Materials Science Institute, University of Oregon, 1252 University of Oregon, Eugene, Oregon 97403-1252, United States.
J Am Soc Mass Spectrom. 2020 Jul 15. doi: 10.1021/jasms.0c00117.
Quadrupole ion mobility time-of-flight (Q-IM-TOF) mass spectrometers have revolutionized investigation of native biomolecular complexes. High pressures in the sources of these instruments aid transmission of protein complexes through damping of kinetic energy by collisional cooling. As adducts are removed through collisional heating (declustering), excessive collisional cooling can prevent removal of nonspecific adducts from protein ions, leading to inaccurate mass measurements, broad mass spectral peaks, and obfuscation of ligand binding. We show that reducing the source pressure using smaller aperture source sampling cones (SC) in a Waters Synapt G2-S instrument increases protein ion heating by decreasing collisional cooling, providing a simple way to enhance removal of adducted salts from soluble proteins (GroEL 14-mer) and detergents from a transmembrane protein complex (heptameric α-hemolysin, αHL). These experiments are supported by ion heating and cooling simulations which demonstrate reduced collisional cooling at lower source pressures. Using these easily swapped sample cones of different apertures is a facile approach to reproducibly extend the range of activation in Synapt-type instruments.

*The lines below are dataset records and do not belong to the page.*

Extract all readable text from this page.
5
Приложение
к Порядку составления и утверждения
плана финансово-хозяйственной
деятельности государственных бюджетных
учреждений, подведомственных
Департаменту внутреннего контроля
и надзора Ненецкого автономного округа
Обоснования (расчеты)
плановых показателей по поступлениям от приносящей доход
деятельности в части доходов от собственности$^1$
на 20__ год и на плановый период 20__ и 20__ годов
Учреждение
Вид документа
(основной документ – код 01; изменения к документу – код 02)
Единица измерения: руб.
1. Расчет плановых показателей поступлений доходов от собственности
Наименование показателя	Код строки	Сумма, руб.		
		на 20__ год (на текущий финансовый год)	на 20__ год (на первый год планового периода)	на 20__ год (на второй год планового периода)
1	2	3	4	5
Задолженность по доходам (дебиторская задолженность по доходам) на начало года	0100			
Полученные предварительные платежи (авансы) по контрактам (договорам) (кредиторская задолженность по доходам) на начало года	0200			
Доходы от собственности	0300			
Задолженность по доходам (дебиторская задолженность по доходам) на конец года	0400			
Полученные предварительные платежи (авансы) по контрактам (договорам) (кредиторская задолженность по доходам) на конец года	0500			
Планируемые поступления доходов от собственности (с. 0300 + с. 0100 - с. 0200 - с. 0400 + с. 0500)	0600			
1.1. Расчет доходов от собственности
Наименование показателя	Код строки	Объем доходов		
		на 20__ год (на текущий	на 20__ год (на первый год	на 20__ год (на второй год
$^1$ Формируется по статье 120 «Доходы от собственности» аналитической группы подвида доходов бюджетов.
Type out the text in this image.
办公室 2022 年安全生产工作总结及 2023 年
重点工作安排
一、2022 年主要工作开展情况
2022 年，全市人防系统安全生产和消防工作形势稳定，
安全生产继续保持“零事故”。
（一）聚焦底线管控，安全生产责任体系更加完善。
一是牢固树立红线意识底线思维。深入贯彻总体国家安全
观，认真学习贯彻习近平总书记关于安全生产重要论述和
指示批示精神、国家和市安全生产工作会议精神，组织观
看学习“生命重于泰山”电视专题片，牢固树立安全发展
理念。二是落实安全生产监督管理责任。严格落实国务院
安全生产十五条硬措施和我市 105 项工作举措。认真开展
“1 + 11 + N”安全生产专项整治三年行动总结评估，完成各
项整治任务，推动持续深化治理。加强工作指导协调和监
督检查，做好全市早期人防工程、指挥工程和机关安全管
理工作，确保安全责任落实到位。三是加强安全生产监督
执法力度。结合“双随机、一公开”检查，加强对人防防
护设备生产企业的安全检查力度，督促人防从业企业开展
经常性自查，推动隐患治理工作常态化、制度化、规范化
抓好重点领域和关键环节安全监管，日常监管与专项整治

四极杆离子淌度飞行时间(Q-IM-TOF)质谱仪彻底改变了对天然生物分子复合物的研究。这些仪器源中的高压通过碰撞冷却来衰减动能,有助于蛋白质复合物的传输。由于加合物通过碰撞加热(去簇)被去除,过度的碰撞冷却会阻止非特异性加合物从蛋白质离子上被去除,从而导致质量测量不准确、质谱峰变宽以及配体结合情况模糊。我们表明,在沃特世Synapt G2-S仪器中使用较小孔径的源采样锥(SC)来降低源压力,通过减少碰撞冷却增加了蛋白质离子的加热,提供了一种简单的方法来增强从可溶性蛋白质(GroEL十四聚体)中去除加合盐以及从跨膜蛋白复合物(七聚体α-溶血素,αHL)中去除去污剂。这些实验得到了离子加热和冷却模拟的支持,模拟表明在较低源压力下碰撞冷却减少。使用这些易于更换的不同孔径的采样锥是一种简便的方法,可在Synapt型仪器中可重复地扩展激活范围。